タイミングベルトの衝撃変形について
重量物をタイミングベルトで水平方向に駆動し、狙いの位置に精度よく停止させたいのですが、停止の衝撃によりベルトが瞬間的に伸びていることがわかっています。この瞬間的な伸び量(もしくはベルト長に対する伸び率)を重量物停止による衝撃荷重から計算したいのですが、計算方法を教えてください。
重量物を搬送中に急停止した場合のベルトの変形について,以下の系を用いて回答させて頂きます.

今,駆動プーリがCCW方向に回転し,ベルトスパン上に質量mの重量物が乗っている場合を考えます.今プーリを急停止させた場合,重量物に作用する慣性力によって,ベルトに図中右方向の伸び\lambdaが生じます.まず,重量物に作用する衝撃力を計算するために,重量物に生じる減速度aを計算する必要があります.今重量物が等減速度で運動した場合,減速度aは
a=\frac{0-v}{\Delta t} (\Delta t:停止に要した時間)
と計算することができます.(実際のベルト装置に生じる減速度は,プーリ回転数の加減速に台形駆動等を用いる場合もありますので,上式の様に等加速度運動を仮定した場合の減速度とは異なると考えられます.)

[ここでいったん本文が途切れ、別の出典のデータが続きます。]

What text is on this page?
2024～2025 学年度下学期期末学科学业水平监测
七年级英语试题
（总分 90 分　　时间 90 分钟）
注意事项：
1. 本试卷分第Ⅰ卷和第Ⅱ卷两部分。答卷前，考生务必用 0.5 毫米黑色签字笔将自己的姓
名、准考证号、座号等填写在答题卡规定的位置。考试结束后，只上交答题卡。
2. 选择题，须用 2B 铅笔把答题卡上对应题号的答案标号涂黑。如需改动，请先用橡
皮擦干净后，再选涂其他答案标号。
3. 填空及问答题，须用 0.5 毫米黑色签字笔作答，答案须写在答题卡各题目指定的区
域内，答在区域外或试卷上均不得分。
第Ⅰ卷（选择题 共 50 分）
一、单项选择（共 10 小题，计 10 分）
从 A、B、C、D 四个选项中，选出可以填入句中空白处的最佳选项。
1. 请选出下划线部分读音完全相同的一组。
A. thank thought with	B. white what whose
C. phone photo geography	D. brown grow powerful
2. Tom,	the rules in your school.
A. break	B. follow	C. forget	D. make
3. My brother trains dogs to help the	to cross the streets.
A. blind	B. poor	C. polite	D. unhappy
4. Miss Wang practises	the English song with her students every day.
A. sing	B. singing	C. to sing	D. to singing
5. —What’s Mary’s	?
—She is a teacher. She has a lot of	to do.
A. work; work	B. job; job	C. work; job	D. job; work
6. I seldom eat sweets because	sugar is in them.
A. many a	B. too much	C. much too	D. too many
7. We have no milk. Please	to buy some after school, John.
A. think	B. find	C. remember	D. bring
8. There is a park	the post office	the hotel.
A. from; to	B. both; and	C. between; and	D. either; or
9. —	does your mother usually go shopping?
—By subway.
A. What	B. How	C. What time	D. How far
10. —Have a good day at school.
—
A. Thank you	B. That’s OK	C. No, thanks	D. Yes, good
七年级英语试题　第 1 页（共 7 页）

この減速度を用いれば,重量物に作用する衝撃力F(図中右向きに生じる)の大きさは
F=|ma|
と計算することができます.
ここで,ベルト上の重量物が急停止によって滑りを生じない場合,つまり,F < \mu m g\mu:ベルト-重量物間の静止摩擦係数)が成立するならば,この衝撃力によって重量物左側のベルト(l_1)が引っ張られ,伸びが生じます(右側のベルト(l_2)には圧縮方向にFが作用するので,ベルトに圧縮力が作用しますが,多くの場合,縮む(圧縮変形する)だけではなく,座屈し,たわみを生じる場合もあるので以下の計算では無視しています).この伸びを計算するには,以下の二つの方法が考えられます.
①ベルトメーカ提供の張力-伸び率の関係を用いる
ベルトによっては,メーカより張力と伸び率との関係が提供されています.これを用いる場合,
・衝撃力Fより,伸び率\varepsilonを求める.
・伸び率\varepsilonにベルト長さl_1を乗じて伸び\lambdaを求める.
\lambda = \varepsilon l_1
ベルトに生じる応力から計算する
・ベルトに作用する応力を求める
\sigma = \frac{F}{A}A:ベルトの公称断面積)
・フックの法則(\sigma = E \varepsilonE:ベルトの弾性率)から,ベルトの伸び率\varepsilonを求める.
\varepsilon=\frac{\sigma}{E}=\frac{F}{AE}
・ベルトの伸び率\varepsilonから伸び\lambdaを求める.
\lambda=l_1 \varepsilon=\frac{F l_1}{AE}
上記の様に,ベルトの伸び\lambdaを計算することができます.②の方法において,式の右辺に現れる\frac{l_1}{AE}は,左側のベルトの見掛けのバネ定数k_1の逆数と考えることも出来ます.
これを使えば,F=kxの関係から,x=\frac{F}{x}となり,x=\lambdak=k_1と読み替えて,計算することも出来ます.
プーリが逆回転する場合,l_1l_2と読み替えれば,同様に計算することができます(伸び\lambdaが生じる方向にご注意ください).
上記で求まる伸び\lambdaは,急停止時に発生する最大値であり,回転系にバックラッシや摩擦抵抗等が無い場合,停止後,十分に時間が経過した後には伸びによるズレは小さくなります.
実際の搬送ベルト機構では,プーリ間に支持台などを設ける場合もあり,ベルト歯面と支持台との間に生じる摩擦によって,ゼロにはならず.摩擦力と張力とが釣り合う位置で停止します.
また,減速時にはベルト弦部に生じる張力の向き(緩み側と張り側)が逆転しますので,それに伴うバックラッシの発生も考えられますので,上記のベルト伸び以外によって位置ズレが発生する場合も考えられます.
より詳細に検討される場合は,ベルトメーカ等に詳細をご相談されるのをお進めいたします.